O primeiro e único animal a receber injeções de células-tronco dentro do projeto até agora foi um vira-lata chamado Nego, portador de aplasia medular ou "doença do carrapato", condição em que um parasita transmitido por carrapatos compromete a produção de células sanguíneas na medula óssea.
Há três meses ele faz tranfusão de sangue para viver. Quando recebeu a primeira injeção de células-tronco, há uma semana, sua contagem de leucócitos era 700 (o mínimo seria 6 mil). Três dias depois, subiu para 1,5 mil. "É um bom sinal, mas precisamos de pelo menos 30 dias de avaliação", diz Marcondes.
Os proprietários estão esperançosos. "Tá vendo como a lingua dele está mais vermelhinha?", perguntou o consultor de informática Fabiano de Andrade. "Acho que agora vai.", diz a noiva Patrícia Barbosa. As terapias convencionais, segundo ela, não deram resultado. "Só nos resta as células-tronco."
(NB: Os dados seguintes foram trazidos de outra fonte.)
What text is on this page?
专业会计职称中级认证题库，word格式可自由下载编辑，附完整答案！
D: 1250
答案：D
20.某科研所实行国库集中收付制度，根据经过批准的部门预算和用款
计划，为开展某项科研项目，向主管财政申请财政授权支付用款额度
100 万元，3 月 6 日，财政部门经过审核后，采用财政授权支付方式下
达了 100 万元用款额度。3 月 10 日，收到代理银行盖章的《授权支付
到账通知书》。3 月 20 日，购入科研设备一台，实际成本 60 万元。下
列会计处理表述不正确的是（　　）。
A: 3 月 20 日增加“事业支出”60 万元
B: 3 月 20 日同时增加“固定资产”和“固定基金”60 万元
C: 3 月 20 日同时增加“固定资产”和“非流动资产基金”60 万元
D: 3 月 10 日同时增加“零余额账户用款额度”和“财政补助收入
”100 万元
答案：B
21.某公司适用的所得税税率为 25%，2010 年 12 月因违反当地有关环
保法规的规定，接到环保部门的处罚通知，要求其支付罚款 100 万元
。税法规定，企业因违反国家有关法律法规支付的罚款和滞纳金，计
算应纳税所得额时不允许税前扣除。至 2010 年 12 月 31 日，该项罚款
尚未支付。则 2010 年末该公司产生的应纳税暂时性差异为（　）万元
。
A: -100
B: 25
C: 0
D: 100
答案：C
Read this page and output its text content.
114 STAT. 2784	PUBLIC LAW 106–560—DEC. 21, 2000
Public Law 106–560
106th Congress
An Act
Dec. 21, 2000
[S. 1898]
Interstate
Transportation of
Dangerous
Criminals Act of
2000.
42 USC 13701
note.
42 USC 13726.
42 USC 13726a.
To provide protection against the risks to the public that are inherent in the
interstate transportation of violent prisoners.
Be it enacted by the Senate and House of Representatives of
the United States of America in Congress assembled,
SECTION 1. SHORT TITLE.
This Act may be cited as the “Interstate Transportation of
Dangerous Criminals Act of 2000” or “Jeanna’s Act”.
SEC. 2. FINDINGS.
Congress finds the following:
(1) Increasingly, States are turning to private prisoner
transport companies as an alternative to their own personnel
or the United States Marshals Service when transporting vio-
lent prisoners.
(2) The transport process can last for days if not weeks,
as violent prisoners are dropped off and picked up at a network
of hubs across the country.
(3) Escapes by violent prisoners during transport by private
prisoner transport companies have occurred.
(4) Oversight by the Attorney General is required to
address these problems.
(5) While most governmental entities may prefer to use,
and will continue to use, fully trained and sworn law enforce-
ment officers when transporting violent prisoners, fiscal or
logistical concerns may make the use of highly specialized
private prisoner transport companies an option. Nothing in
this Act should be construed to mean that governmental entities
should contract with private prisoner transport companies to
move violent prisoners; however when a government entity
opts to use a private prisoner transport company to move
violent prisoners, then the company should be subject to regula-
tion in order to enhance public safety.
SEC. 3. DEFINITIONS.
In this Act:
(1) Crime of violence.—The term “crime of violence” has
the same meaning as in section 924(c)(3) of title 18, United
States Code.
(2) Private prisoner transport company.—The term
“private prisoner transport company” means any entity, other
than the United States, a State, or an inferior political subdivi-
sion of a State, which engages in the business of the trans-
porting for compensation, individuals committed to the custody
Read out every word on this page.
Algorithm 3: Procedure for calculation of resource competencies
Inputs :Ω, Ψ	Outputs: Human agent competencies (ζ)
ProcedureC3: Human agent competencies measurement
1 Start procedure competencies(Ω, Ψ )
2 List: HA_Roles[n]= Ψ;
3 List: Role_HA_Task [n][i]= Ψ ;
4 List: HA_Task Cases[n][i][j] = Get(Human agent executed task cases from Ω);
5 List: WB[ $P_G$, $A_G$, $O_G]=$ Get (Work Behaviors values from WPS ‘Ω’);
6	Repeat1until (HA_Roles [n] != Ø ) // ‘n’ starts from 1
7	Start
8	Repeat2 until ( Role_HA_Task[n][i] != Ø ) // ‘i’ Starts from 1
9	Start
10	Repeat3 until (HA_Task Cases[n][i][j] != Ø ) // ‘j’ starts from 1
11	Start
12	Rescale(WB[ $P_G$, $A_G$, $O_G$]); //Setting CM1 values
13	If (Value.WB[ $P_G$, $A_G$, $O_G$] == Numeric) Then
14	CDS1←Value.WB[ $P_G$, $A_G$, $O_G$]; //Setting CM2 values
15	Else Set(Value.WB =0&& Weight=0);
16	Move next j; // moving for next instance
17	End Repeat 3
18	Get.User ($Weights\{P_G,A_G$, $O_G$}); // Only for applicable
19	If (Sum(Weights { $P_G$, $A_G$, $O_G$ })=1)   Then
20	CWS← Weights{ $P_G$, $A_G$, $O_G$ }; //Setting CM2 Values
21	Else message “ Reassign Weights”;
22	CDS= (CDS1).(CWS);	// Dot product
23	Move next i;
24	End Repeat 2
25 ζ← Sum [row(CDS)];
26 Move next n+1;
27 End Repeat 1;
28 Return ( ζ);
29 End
Material usado em estudo foi retirado de outros cães e gatos
As células-tronco que serão usadas no estudo não são dos próprios animais. Elas foram isoladas da polpa de dente e do tecido adiposo (gordura) de outros cães e gatos. Mas não há risco de rejeição, segundo os pesquisadores da empresa Celltrovet.
“São todas células imunocompatíveis”, garante a médica veterinária Cristiane Wenceslau. No recém-inaugurado laboratório da empresa, dois botijões de nitrogênio líquido guardam centenas de tubinhos plásticos com amostras congeladas de células-tronco extraídas de material doado por clínicas veterinárias.
As células de polpa de dente e gorduras têm preferências por serem de fácil obtenção e preservarem a capacidade de se diferenciar em vários tipos de tecidos do organismo. “Entre as células-tronco adultas, são as que têm o potencial de diferenciação mais próximo das embrionárias”, diz o diretor cientifico da empresa, Alexandre Kerkis./H.E.